If you watch television, chances are you’ve seen an ad featuring Democratic gubernatorial candidate Jeff Greene. The multi-billionaire real estate investor has made himself a force to be reckoned with in the governor’s race. He’s been on a tear ever since he entered the primary contest in early June promising to self-fund his campaign. Since then, Greene has shaken up the Democratic primary. In one month, he spent $10.2 million of his own money saturating Florida with television ads.
Greene isn’t just relying on television spots, he’s also flooding the postal system with campaign mailers. The latest was released Tuesday morning by his campaign and takes aim at President Donald Trump and that National Rifle Association.
“As a father, I won’t stand by while the NRA turns our kids into targets.” Greene says on the mailer. Under the message is a picture of lockers in a school hallway with targets in the shape of students; ‘AR Practice’ and the NRA logo are found on the target boards.
“Students should be worried about grades, not guns,” says Greene, a father of three young sons. “When I send my kids to school, I shouldn’t be afraid they’ll be killed in their classrooms. No parent should.”
Greene’s emergence as a legitimate contender for the Democratic nomination is raising questions about just how much he’s willing to spend on the campaign and how much of a factor he can be in the race.
In a story reported by Politico on Tuesday, Greene’s entry into the contest has made a difference in the five person Democratic contest.
Before Greene joined the five-candidate race, Miami Beach Mayor Philip Levine dominated the advertising airwaves and was the clear front-runner.

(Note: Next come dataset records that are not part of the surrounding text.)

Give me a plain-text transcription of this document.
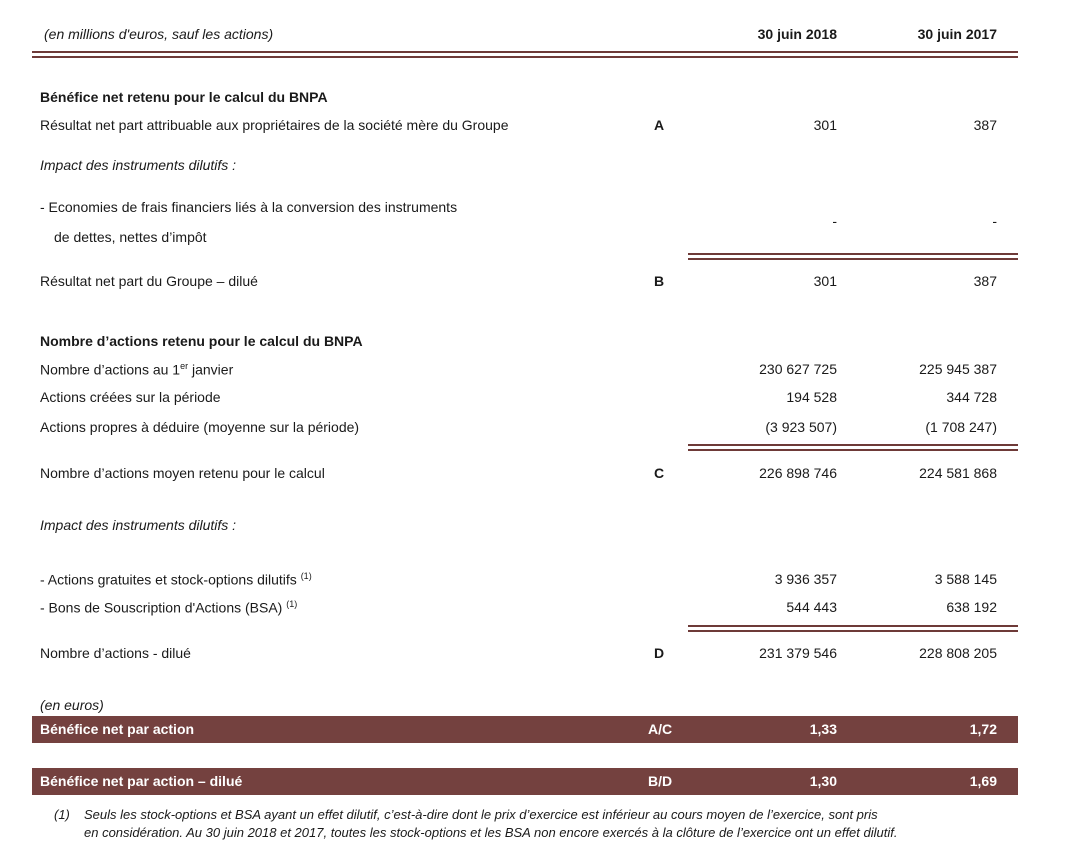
(en millions d'euros, sauf les actions)	30 juin 2018	30 juin 2017
Bénéfice net retenu pour le calcul du BNPA
Résultat net part attribuable aux propriétaires de la société mère du Groupe	A	301	387
Impact des instruments dilutifs :
- Economies de frais financiers liés à la conversion des instruments
de dettes, nettes d’impôt
-	-
Résultat net part du Groupe – dilué	B	301	387
Nombre d’actions retenu pour le calcul du BNPA
Nombre d’actions au 1er janvier	230 627 725	225 945 387
Actions créées sur la période	194 528	344 728
Actions propres à déduire (moyenne sur la période)	(3 923 507)	(1 708 247)
Nombre d’actions moyen retenu pour le calcul	C	226 898 746	224 581 868
Impact des instruments dilutifs :
- Actions gratuites et stock-options dilutifs $^{(1)}$	3 936 357	3 588 145
- Bons de Souscription d'Actions (BSA) $^{(1)}$	544 443	638 192
Nombre d’actions - dilué	D	231 379 546	228 808 205
(en euros)
Bénéfice net par action	A/C	1,33	1,72
Bénéfice net par action – dilué	B/D	1,30	1,69
(1) Seuls les stock-options et BSA ayant un effet dilutif, c’est-à-dire dont le prix d’exercice est inférieur au cours moyen de l’exercice, sont pris
en considération. Au 30 juin 2018 et 2017, toutes les stock-options et les BSA non encore exercés à la clôture de l’exercice ont un effet dilutif.
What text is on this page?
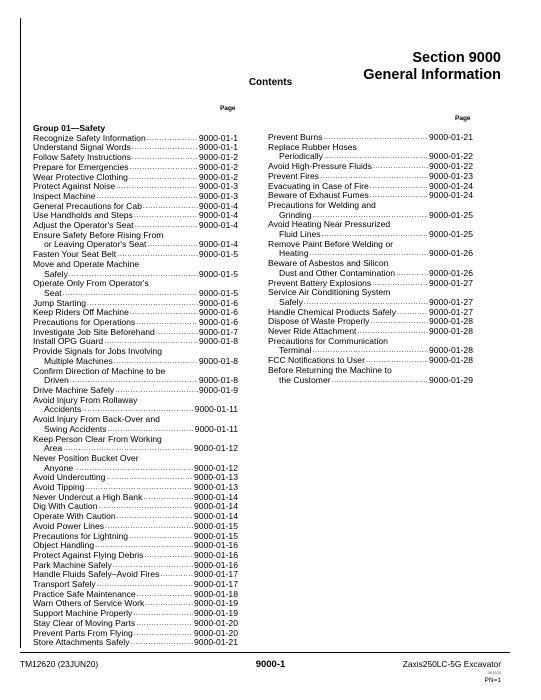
Section 9000
General Information
Contents
Page
Page
Group 01—Safety
Recognize Safety Information .....	9000-01-1
Understand Signal Words .....	9000-01-1
Follow Safety Instructions .....	9000-01-2
Prepare for Emergencies .....	9000-01-2
Wear Protective Clothing .....	9000-01-2
Protect Against Noise .....	9000-01-3
Inspect Machine .....	9000-01-3
General Precautions for Cab .....	9000-01-4
Use Handholds and Steps .....	9000-01-4
Adjust the Operator's Seat .....	9000-01-4
Ensure Safety Before Rising From
or Leaving Operator's Seat .....	9000-01-4
Fasten Your Seat Belt .....	9000-01-5
Move and Operate Machine
Safely .....	9000-01-5
Operate Only From Operator's
Seat .....	9000-01-5
Jump Starting .....	9000-01-6
Keep Riders Off Machine .....	9000-01-6
Precautions for Operations .....	9000-01-6
Investigate Job Site Beforehand .....	9000-01-7
Install OPG Guard .....	9000-01-8
Provide Signals for Jobs Involving
Multiple Machines .....	9000-01-8
Confirm Direction of Machine to be
Driven .....	9000-01-8
Drive Machine Safely .....	9000-01-9
Avoid Injury From Rollaway
Accidents .....	9000-01-11
Avoid Injury From Back-Over and
Swing Accidents .....	9000-01-11
Keep Person Clear From Working
Area .....	9000-01-12
Never Position Bucket Over
Anyone .....	9000-01-12
Avoid Undercutting .....	9000-01-13
Avoid Tipping .....	9000-01-13
Never Undercut a High Bank .....	9000-01-14
Dig With Caution .....	9000-01-14
Operate With Caution .....	9000-01-14
Avoid Power Lines .....	9000-01-15
Precautions for Lightning .....	9000-01-15
Object Handling .....	9000-01-16
Protect Against Flying Debris .....	9000-01-16
Park Machine Safely .....	9000-01-16
Handle Fluids Safely–Avoid Fires .....	9000-01-17
Transport Safely .....	9000-01-17
Practice Safe Maintenance .....	9000-01-18
Warn Others of Service Work .....	9000-01-19
Support Machine Properly .....	9000-01-19
Stay Clear of Moving Parts .....	9000-01-20
Prevent Parts From Flying .....	9000-01-20
Store Attachments Safely .....	9000-01-21
Prevent Burns .....	9000-01-21
Replace Rubber Hoses
Periodically .....	9000-01-22
Avoid High-Pressure Fluids .....	9000-01-22
Prevent Fires .....	9000-01-23
Evacuating in Case of Fire .....	9000-01-24
Beware of Exhaust Fumes .....	9000-01-24
Precautions for Welding and
Grinding .....	9000-01-25
Avoid Heating Near Pressurized
Fluid Lines .....	9000-01-25
Remove Paint Before Welding or
Heating .....	9000-01-26
Beware of Asbestos and Silicon
Dust and Other Contamination .....	9000-01-26
Prevent Battery Explosions .....	9000-01-27
Service Air Conditioning System
Safely .....	9000-01-27
Handle Chemical Products Safely .....	9000-01-27
Dispose of Waste Properly .....	9000-01-28
Never Ride Attachment .....	9000-01-28
Precautions for Communication
Terminal .....	9000-01-28
FCC Notifications to User .....	9000-01-28
Before Returning the Machine to
the Customer .....	9000-01-29
TM12620 (23JUN20)	9000-1	Zaxis250LC-5G Excavator
061520
PN=1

But now, Levine is either trailing or tied with former Rep. Gwen Graham for first, according to multiple polls that were shared exclusively with POLITICO. The surveys indicate that Greene has sapped some of Levine’s support and that he has moved into third place as he continues to rise.
According to Forbes, Greene is worth more than $3.3 billion. He has promised to to help fund the campaigns of other state and federal Democratic candidates on the Florida ballot this fall if he is his party’s nominee for governor.
“Our nominee for Governor has a responsibility to help bring other Democrats into office. If it hasn’t happened before it should start this year and I’m all in. I’ll write checks and spend resources to communicate and get our vote out,” Greene said in a statement to POLITICO.
“Since I’m self-funding, tens of millions of dollars will be freed up for those campaigns which is another benefit,” Greene said. “I’ve been getting calls from Democratic donors who want to help me — and I tell them to save their money for the general to help down-ballot races.”
Whether Greene can win the Democratic nomination, and eventually the governor’s seat, based solely on his political wealth remains a question with the primary contest just five weeks away. But there’s no question his presence has already had an an impact in the race for the Democratic nomination.